By 2012, I had been a contributing editor at VF for a few years, and I’d known that, sooner or later, William and I would cross paths. We shared a peerless editor in Cullen Murphy, who sometimes mentioned his work with William. Like when I was writing slowly, and Cullen said, Just get it down without looking at your notes. Sketch it quickly, simply, as if you were writing a children’s book. And skip around: work on the beginning and the ending, then fill in bits of the middle. This is something William could never do. He has to write from beginning to end. Straight through. As if he were boring a tunnel through the base of a mountain.

So now here I was, meeting William at the Waverly. I have no memory of the exact words we said that night, but I can still see his expression—chin down, eyes wide, brow hovering—and I remember the shock it gave me: an overwhelming impression of something I had not expected of the tough guy with the preternatural gift for describing the way things work. What I saw in William’s eyes I can only call tenderness: wary yet welcoming, fascinated, absolutely open to the people and circumstances around him.

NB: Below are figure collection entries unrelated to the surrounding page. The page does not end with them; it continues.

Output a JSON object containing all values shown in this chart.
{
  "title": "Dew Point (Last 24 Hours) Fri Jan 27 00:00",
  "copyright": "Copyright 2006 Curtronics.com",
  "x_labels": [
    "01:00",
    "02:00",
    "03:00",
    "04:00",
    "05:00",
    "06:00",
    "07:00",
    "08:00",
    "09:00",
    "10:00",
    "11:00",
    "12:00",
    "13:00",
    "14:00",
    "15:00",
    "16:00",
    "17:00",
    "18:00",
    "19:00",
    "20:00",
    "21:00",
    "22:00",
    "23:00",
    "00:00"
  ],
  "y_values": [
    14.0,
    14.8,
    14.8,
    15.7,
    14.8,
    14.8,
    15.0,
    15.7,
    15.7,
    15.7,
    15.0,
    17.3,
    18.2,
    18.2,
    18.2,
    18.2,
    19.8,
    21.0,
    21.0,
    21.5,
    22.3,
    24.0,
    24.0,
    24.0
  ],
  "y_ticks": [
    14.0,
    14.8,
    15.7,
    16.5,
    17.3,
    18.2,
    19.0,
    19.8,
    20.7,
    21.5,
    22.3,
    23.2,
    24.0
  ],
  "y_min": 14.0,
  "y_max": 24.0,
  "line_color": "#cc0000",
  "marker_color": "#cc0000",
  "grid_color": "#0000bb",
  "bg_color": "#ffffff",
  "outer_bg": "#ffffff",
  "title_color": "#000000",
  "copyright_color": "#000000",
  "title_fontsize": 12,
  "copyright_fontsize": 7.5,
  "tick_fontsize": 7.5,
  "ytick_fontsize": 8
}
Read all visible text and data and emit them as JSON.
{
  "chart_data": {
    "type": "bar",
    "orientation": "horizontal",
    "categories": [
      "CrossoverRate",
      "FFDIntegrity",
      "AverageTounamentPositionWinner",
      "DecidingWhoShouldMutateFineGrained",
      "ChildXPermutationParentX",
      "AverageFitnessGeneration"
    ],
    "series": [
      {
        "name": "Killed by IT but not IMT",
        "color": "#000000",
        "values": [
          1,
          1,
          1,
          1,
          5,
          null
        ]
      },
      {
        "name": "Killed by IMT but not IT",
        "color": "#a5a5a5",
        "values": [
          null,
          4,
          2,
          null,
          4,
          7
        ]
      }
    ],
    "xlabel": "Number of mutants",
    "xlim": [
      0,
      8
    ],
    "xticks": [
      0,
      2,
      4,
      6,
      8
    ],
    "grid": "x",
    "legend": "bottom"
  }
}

In time, I would come to think it was this quality of tenderness—along with his ability to intuitively protect himself even from awareness of it when he had to—that made William so tough, and so supremely able to register and explain intricate mechanics. Tough enough to fly airplanes through the most volatile storms, his favorite skies to fly in. Tough enough to get himself out of the most abject troubles that he’d gotten himself into. (When a friend asked, “How many times were you arrested?” William answered, “In which country?”) Tough enough to charge into dangerous places that others ran from, like the smoldering ruins of Ground Zero. And tough enough, always, to bring home the story.

When we met, William was 56 years old, and I was 41. Not the easiest stages of life in which to make new friends. Yet by a stroke of luck, we happened to live one block from each other; and because proximity made it easy for us to hang out, we started hanging out a lot. We talked through stories as they developed, looked at or listened to each other’s drafts, tended each other’s bruises as the magazine business evolved, stood with each other at our respective weddings, welcomed two of his children into the world and enjoyed all four of them growing into ever more marvelous good company—and for 13 years of friendship, consistently made each other laugh like crazy.

Even his humor was brave. Insanely, unprintably brave, most of the time. Squeamish about nothing. But this, too, I think, expressed the tenderness that made him a great reporter. He was willing to say anything because he was able to see everything. And that’s enough about that—because in this remembrance of our friendship, I have to respect, and emulate, my friend’s preference always to be sparing with his own presence on the page.

The morning after William died, when editors at VF asked me to write about him, I bawled—ugly, wet-faced, shaking—because the fresh hurt of him being gone felt like being ripped in half.

But I started writing, and pretty soon that started to feel like being ripped in half in a good way. In something like the William Langewiesche way. In the way where you see everything and feel everything, but you cannot, will not, allow yourself to be shattered by it, because people depend on you to tell this story. To land this plane.

William said: No one will ever care how hard you worked, how long it took, how poor you were, what anybody did to you. The only thing that matters, the only thing that will ever matter, is the quality of what you write.

And William often said, in hardest times: Be of good cheer.

And where is he now? Where does the swashbuckling, globe-trotting, tough guy reporter go when he dies? I want to know, I cannot know, and I have to picture him at last letting it all in. No need to protect himself from anything. Eyes and heart wide open. At altitude and speed beyond his best dreams. And everywhere, all at once: end, middle, beginning.